Of the 3048 patients undergoing bariatric surgery during the study period, 21 dialysis patients (.7%) were identified. Eighteen patients underwent laparoscopic Roux-en-Y gastric bypass (LRYGB), 2 patients underwent laparoscopic sleeve gastrectomy, and 1 patient underwent laparoscopic adjustable gastric banding. Mean preoperative BMI was 47.1±5.5 kg/m(2), and BMI decreased to 35.3±8.4 kg/m(2) after a mean follow-up period of 27.6 months (range = 1.4-78.0 mo). Early major complications (<30 days of surgery) occurred in 2 patients (1 anastomotic leak and 1 anastomotic stricture). Four patients had a late complication, including 1 marginal ulcer with bleeding managed endoscopically, 1 small bowel obstruction requiring laparoscopic lysis of adhesions, 1 cholecystitis requiring cholecystectomy, and 1 anastomotic stricture requiring endoscopic dilation. There was 1 death in this cohort, at 45 days after LRYGB, that was unrelated to a surgery.
Chronic renal failure requiring dialysis should not be considered a contraindication to bariatric surgery. Our experience with this patient population has shown excellent medium-term weight loss and an acceptable (albeit increased) risk/benefit ratio.

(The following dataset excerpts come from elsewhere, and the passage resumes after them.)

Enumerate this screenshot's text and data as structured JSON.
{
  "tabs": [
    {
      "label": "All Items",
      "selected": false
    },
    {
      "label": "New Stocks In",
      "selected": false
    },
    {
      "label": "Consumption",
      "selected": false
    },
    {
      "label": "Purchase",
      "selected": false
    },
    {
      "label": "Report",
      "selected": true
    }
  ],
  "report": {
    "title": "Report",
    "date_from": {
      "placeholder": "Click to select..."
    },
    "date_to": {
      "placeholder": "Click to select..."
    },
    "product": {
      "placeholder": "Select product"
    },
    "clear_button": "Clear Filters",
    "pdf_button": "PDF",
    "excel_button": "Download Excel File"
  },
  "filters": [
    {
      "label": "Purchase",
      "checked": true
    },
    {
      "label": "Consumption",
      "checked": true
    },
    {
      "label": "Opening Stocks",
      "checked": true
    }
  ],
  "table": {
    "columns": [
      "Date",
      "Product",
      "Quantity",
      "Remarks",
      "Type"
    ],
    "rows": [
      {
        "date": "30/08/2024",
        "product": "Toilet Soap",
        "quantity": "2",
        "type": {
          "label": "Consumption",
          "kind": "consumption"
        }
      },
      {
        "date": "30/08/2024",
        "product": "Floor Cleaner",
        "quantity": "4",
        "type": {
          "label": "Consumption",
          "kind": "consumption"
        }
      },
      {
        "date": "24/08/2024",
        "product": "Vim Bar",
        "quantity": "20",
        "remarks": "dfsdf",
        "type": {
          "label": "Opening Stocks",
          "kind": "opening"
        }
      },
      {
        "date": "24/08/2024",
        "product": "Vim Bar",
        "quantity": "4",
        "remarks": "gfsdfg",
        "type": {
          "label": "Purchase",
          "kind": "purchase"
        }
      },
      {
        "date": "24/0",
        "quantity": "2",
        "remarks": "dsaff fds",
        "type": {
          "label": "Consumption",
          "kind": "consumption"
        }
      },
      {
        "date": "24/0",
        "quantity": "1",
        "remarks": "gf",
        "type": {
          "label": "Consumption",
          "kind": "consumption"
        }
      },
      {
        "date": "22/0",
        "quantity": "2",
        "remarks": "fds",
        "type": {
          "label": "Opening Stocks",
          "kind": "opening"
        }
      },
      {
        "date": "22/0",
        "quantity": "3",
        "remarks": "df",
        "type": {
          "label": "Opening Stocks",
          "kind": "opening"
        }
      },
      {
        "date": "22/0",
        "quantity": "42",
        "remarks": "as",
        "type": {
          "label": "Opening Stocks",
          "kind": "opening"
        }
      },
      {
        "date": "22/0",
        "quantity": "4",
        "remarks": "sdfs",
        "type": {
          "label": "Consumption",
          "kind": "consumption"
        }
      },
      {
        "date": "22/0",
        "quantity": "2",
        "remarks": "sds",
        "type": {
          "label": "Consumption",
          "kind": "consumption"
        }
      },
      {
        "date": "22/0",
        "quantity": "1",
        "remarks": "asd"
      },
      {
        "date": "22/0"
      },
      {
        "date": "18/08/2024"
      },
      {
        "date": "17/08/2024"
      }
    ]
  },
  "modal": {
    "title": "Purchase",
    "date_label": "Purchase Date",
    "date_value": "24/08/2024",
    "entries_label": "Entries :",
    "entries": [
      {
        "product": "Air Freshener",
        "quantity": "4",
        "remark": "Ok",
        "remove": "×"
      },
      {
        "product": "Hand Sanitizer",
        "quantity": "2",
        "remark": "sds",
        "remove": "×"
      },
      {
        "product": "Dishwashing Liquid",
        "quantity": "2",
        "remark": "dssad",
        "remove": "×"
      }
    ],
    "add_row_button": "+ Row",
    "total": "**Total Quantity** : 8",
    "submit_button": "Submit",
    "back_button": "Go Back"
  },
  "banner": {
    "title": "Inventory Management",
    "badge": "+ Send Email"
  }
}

已知慢性肾病会对减肥手术的结果产生不利影响。关于减肥手术对处于肾病非常晚期阶段的透析患者的安全性和有效性的文献较少。本研究的目的是确定减肥手术在透析患者中的安全性和有效性。
对2006年1月至2012年1月期间接受减肥手术的透析患者进行前瞻性收集数据库的回顾性研究。收集年龄、性别、体重指数(BMI)、肾衰竭原因、相关合并症、手术类型、早期和晚期并发症以及死亡率。
在研究期间接受减肥手术的3048例患者中,确定了21例透析患者(0.7%)。18例患者接受了腹腔镜Roux-en-Y胃旁路术(LRYGB),2例患者接受了腹腔镜袖状胃切除术,1例患者接受了腹腔镜可调节胃束带术。术前平均BMI为47.1±5.5kg/m²,平均随访27.6个月(范围=1.4-78.0个月)后,BMI降至35.3±8.4kg/m²。2例患者发生早期主要并发症(手术<30天)(1例吻合口漏和1例吻合口狭窄)。4例患者发生晚期并发症,包括1例内镜治疗的边缘性溃疡伴出血、1例需要腹腔镜粘连松解术的小肠梗阻、1例需要胆囊切除术的胆囊炎和1例需要内镜扩张的吻合口狭窄。该队列中有1例死亡,发生在LRYGB术后45天,与手术无关。
需要透析的慢性肾衰竭不应被视为减肥手术的禁忌证。我们对这一患者群体的经验表明,中期体重减轻效果良好,风险/效益比可接受(尽管有所增加)。